For sale: baby. Never used.
“Alright Class, today we are going to read “The Jaunt” by Stephen King and write a report about the effects of eternal nothingness on the human psyche” -my sick fuck English teacher in grade 7 for some reason.
I just read this as an adult a few weeks ago actually. Pretty dope thing to have read in class but I can see how it would make a lasting impression
I mean I loved it. We also got to read some ray bradbury and Isaac Asimov in that semester.
Asimov in school is a true power move, hell yeah. I did *read Bradbury’s Farenheit 451 and that book changed my (literary) life as a kid. My school was christian so good literature was few and far between
I’m jealous of anyone who got to do bradbury in class. I did a book report on him but there was no class discussion. I just reread Kaleidoscope the other day, one of my faves. Actually most stuff from The Illustrated Man was dope.
Oh we just read The Veldt, which was a bomb ass short story to get to read in grade 7.
That’s a great one. Maybe it’s time to reread the bradbury anthology collection I have. Some of his work can be a total brain bender
Yeah it was great for me because from grade four on I was super into reading horror and sci fi, and when we got to read them in class and all my friends also had to read it I got to talk about it with people.
Not exactly a short story, but Kipling’s The Young British Soldier still tumbles around in my head some 25 years later. Really cemented in me that I don’t want to go die in some other country for some fabricated sense of duty to my country. Not that I wanted to at that point, but for sure made it seem like an extra terrible idea.
“Today, students, we are going to learn about Carcosa.”
For me that was “The Man in the Well” which the school librarian read to us in 4th grade during library story hour.
9th Grade English, got assigned Invisible Man by Ellison.
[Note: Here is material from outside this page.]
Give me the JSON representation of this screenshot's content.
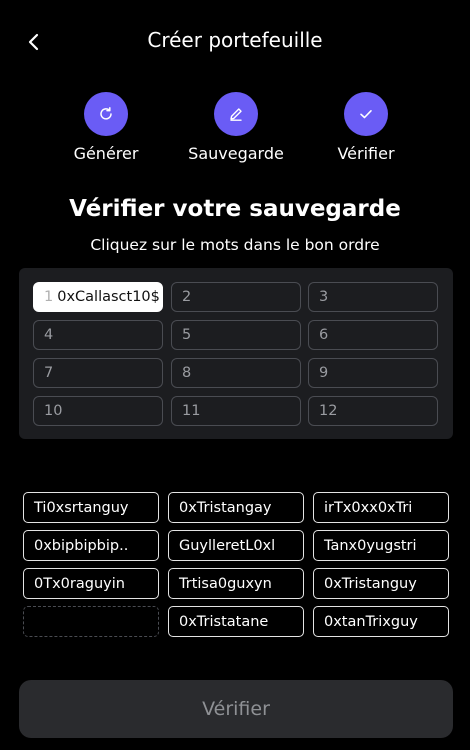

It wasn’t science fiction like I thought it’d be 😅
Incredible book
I don’t really remember any of the short stories assigned in English specifically, but I do remember one in my middle school textbook that I only remember because of the artwork. It was done by Stephen Gammel; the same dude that did the original artwork for Scary Stories to Tell in the Dark. It’s especially memorable because the story was just about some cute anthropomorphic animals working on a farm or something, but it had the same crazy “spider webs dripping with blood” style from the Scary Stories books.
I hella wish I could remember the name of the story, or at least the specific textbook it was in.
Are we ready to talk about The Girl with the Green Ribbon now?
Is that the one where
(spoiler to be nice cuz if it’s the one I’m thinking of it was actually pretty good)
Tap for spoiler
it gets untied and her head falls off?
Tap for spoiler
Yep
Shit I haven’t thought about these sort of weird semi-horror books in such a wildly long time. I used to go out of my way to find somewhat morbid stuff like that (not to be edgy, but because I was reading prolifically, and ahead of my age group, so it was a whole new paradigm).
Thanks for the reminder :)
You’re welcome
Scary Stories to Tell in the Dark: The Red Spot
I got that book from the library when I was less than ten and I remember that one fucking with me.
Either I have a higher tolerance than most or my English teachers were pansies.
Though we did read the play version of The Diary of Anne Frank when I was in 8th grade.
Wait…you read the play version of a book? The fuck?
I don’t know that I’ve ever read the Diary in it’s entirety, but I’ve heard that there are some rather explicit parts, especially pertaining to Anne’s puberty, so maybe they did it to avoid that.
Those parts were not released by Anne’s father, they aren’t in any official edition.
Oh id forgotten they did that. We had to read the play of Of Mice and Men. It is not a book that is improved by being a play.
This is not limited to short stories and English. If I had not been an avid reader when entering my teen years, the selection of books thrown at me in school would have turned me into a passionate hater of books.